UMBC vs. Virginia (2018)
In the most historic upset in NCAA Tournament history, the University of Maryland, Baltimore County — a #16 seed — demolished #1 overall seed Virginia 74-54 in the first round of the 2018 tournament. It wasn't even close. UMBC led by 20+ points for most of the second half.
It was the first time in 136 tries that a #16 seed had beaten a #1 seed in the men's tournament. The statistical improbability was staggering — and yet, if you had polled college basketball fans before the game, many would have told you that Virginia's slow-paced, defensive style was vulnerable to a hot-shooting underdog. The crowd knew something the brackets didn't.
Boise State vs.
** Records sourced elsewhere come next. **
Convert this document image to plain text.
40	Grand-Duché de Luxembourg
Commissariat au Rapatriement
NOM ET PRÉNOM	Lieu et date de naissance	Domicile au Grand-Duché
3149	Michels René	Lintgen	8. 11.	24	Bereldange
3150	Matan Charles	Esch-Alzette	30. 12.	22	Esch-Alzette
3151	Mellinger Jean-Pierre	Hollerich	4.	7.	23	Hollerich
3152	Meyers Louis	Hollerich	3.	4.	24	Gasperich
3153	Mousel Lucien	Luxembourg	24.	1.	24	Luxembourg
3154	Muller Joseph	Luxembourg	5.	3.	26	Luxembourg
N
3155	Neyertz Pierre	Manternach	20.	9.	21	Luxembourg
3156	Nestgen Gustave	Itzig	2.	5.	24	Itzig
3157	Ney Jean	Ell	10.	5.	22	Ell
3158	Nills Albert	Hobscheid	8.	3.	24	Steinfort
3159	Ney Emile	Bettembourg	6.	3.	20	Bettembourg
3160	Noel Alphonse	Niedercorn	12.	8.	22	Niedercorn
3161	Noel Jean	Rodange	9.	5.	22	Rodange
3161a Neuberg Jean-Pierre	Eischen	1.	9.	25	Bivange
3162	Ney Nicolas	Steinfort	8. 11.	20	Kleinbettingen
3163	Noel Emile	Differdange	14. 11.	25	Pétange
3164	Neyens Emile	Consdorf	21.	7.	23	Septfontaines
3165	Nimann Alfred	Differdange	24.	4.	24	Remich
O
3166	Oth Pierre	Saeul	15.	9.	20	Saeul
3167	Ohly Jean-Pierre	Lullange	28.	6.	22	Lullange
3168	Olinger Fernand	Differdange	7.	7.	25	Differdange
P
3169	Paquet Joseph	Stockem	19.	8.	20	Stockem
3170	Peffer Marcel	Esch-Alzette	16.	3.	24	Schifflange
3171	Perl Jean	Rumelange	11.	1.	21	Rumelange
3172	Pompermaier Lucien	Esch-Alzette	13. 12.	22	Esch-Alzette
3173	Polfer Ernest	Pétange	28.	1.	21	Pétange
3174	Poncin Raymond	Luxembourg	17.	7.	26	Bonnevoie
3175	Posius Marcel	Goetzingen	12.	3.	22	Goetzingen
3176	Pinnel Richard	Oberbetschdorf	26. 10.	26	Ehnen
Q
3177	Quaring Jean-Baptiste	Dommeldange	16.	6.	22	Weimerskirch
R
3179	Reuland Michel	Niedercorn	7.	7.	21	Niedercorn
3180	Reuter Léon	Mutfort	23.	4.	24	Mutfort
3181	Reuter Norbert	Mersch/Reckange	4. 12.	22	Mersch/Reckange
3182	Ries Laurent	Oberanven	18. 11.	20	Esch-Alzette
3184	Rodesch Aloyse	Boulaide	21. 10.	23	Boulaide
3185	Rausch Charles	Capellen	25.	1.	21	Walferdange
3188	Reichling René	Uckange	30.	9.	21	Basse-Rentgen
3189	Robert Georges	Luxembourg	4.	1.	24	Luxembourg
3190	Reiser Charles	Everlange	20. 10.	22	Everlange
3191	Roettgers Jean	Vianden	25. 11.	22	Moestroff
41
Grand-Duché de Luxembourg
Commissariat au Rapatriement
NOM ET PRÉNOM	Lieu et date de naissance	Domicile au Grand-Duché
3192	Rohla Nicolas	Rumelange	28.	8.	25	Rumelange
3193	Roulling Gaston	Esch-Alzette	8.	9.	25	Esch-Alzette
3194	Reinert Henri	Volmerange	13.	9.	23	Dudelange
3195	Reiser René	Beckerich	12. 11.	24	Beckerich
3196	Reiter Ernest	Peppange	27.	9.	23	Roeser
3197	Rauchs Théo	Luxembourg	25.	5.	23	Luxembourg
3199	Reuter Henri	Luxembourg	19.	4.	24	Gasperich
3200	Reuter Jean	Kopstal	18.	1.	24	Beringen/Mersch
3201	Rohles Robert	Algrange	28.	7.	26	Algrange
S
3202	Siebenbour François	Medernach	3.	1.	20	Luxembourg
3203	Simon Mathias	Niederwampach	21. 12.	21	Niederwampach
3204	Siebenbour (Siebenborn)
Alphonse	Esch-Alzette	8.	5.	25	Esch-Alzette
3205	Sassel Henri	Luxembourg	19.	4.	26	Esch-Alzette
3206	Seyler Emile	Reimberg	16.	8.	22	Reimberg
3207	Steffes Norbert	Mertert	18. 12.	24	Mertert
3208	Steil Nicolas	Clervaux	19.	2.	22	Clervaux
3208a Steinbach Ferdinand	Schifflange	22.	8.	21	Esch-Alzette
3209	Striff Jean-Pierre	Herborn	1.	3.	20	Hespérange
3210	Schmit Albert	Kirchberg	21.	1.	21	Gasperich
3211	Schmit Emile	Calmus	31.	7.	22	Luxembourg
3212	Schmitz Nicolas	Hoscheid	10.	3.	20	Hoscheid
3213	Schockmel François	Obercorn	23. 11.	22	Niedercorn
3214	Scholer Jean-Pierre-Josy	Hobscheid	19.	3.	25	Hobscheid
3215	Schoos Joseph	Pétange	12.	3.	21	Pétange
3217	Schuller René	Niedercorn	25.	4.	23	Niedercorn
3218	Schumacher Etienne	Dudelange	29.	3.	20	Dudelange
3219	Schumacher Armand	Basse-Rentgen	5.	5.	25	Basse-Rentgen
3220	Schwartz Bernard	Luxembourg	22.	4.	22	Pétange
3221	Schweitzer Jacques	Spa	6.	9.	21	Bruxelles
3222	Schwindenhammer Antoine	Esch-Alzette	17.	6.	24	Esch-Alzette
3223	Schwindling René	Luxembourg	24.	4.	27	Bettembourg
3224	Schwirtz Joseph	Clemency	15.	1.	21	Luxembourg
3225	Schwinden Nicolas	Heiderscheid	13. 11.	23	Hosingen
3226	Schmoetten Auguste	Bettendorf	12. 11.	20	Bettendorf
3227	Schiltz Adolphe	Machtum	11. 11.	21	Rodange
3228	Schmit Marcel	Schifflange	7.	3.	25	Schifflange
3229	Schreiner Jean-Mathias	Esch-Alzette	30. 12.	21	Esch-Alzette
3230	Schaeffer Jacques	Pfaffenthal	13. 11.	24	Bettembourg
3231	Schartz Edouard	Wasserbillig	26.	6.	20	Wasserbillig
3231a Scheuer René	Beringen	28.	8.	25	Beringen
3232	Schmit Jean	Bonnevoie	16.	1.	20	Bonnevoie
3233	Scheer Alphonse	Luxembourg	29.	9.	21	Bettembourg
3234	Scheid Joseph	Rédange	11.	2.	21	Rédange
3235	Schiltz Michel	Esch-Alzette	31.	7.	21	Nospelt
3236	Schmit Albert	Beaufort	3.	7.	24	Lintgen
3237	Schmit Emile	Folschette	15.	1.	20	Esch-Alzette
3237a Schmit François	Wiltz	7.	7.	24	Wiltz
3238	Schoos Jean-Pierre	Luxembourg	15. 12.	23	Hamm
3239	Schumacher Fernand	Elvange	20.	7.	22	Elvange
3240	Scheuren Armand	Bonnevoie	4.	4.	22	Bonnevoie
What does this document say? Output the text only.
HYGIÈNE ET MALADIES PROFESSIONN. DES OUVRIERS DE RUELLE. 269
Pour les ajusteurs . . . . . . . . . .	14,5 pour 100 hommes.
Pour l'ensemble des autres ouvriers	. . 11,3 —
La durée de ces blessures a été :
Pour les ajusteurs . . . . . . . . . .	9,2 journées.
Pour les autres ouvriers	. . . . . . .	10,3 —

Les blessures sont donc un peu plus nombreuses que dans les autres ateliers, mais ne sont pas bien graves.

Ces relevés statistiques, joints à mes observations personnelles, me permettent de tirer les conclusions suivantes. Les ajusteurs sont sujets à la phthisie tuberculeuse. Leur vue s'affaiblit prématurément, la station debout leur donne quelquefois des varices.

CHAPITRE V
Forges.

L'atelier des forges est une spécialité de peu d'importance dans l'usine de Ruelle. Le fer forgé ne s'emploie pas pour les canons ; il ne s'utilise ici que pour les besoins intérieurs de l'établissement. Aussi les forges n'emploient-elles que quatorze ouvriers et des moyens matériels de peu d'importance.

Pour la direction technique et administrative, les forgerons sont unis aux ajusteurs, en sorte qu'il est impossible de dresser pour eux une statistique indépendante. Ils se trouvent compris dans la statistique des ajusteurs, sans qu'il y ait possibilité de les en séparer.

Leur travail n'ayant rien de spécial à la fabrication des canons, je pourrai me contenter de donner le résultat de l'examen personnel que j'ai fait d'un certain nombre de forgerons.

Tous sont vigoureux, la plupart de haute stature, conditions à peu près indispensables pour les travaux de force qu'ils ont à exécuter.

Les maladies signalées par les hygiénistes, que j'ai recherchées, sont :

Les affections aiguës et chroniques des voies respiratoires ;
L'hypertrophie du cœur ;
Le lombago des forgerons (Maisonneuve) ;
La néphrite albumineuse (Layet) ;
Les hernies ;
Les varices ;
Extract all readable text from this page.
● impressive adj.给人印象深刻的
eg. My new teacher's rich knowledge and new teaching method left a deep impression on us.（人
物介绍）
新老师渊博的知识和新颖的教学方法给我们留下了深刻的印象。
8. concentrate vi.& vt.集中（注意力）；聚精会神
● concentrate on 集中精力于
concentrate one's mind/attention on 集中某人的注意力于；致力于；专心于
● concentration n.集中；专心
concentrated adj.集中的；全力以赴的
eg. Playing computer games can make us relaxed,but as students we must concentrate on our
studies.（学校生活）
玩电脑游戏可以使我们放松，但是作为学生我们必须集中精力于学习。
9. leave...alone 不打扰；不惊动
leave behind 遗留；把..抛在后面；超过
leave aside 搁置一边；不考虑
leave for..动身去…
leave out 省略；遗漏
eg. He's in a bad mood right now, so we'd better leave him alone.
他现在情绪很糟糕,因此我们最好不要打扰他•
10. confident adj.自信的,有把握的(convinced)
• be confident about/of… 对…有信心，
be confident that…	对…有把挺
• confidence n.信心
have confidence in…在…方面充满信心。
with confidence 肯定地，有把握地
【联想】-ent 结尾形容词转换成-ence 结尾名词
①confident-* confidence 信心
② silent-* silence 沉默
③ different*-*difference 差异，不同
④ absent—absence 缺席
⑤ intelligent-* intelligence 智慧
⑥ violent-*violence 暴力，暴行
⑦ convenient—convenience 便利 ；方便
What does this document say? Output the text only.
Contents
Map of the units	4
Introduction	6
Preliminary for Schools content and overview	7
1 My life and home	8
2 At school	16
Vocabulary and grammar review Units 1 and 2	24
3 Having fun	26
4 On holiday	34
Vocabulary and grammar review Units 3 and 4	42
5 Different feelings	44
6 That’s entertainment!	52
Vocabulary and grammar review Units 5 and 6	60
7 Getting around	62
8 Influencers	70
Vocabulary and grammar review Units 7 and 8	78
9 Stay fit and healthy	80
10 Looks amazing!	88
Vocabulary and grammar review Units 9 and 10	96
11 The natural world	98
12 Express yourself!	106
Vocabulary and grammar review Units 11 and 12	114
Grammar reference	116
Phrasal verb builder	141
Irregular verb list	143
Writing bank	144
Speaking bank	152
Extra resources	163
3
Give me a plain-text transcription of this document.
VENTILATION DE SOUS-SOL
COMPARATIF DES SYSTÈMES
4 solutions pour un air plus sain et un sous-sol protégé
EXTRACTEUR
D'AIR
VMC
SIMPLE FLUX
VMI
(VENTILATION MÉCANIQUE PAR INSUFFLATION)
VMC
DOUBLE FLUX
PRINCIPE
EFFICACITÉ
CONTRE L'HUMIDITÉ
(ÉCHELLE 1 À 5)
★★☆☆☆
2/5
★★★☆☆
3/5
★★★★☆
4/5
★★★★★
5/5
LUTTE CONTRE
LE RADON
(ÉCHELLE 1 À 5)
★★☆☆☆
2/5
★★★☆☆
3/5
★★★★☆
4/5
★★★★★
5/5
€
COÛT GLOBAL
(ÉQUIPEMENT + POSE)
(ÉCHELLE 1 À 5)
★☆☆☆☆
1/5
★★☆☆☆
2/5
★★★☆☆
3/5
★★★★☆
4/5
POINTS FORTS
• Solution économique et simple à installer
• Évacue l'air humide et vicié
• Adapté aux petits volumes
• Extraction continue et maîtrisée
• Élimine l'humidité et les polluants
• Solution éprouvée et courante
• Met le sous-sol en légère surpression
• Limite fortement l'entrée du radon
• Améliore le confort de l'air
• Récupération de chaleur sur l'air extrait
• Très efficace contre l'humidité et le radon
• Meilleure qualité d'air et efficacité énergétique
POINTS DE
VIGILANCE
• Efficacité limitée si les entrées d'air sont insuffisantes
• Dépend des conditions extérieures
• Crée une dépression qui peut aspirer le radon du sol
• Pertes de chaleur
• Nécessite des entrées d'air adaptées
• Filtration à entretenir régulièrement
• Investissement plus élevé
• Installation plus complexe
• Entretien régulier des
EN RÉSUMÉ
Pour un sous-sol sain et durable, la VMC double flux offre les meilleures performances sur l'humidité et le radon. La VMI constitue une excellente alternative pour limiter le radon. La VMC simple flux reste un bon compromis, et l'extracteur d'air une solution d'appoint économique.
Oklahoma (2007 Fiesta Bowl)
The game that put the Group of Five on the national map. Boise State, an undefeated team from the WAC, was widely dismissed as a pretender with no business playing in a BCS bowl. What followed was arguably the greatest game in college football history.
Boise State used a hook-and-lateral play to tie the game in the final seconds of regulation, then won in overtime with the now-iconic Statue of Liberty play for a two-point conversion. The victory didn't just prove Boise State belonged — it proved that the entire BCS system was flawed for excluding teams like them from the championship conversation.
Why Upsets Matter for FanVote
These upsets expose the fundamental weakness of traditional polling: small panels of experts consistently under-rank non-traditional programs because they lack exposure to those teams. An AP writer might watch Alabama play every week, but they've probably never seen a Boise State or Appalachian State practice report.
FanVote's normalization model gives small-school fanbases an equal seat at the table. When Boise State fans submit their consensus ballot, their intimate knowledge of their team's capabilities carries the same weight as Ohio State's 50,000 fans. This means underdog programs are more likely to receive fair rankings in the FanVote consensus than in any traditional media poll.
The beauty of crowd-sourced polling is that the crowd has already watched these games. They've seen the App States and the UMBCs play. They know when a Cinderella is legitimate and when a Blue Blood is vulnerable. The wisdom is already there — it just needs the right platform to be heard.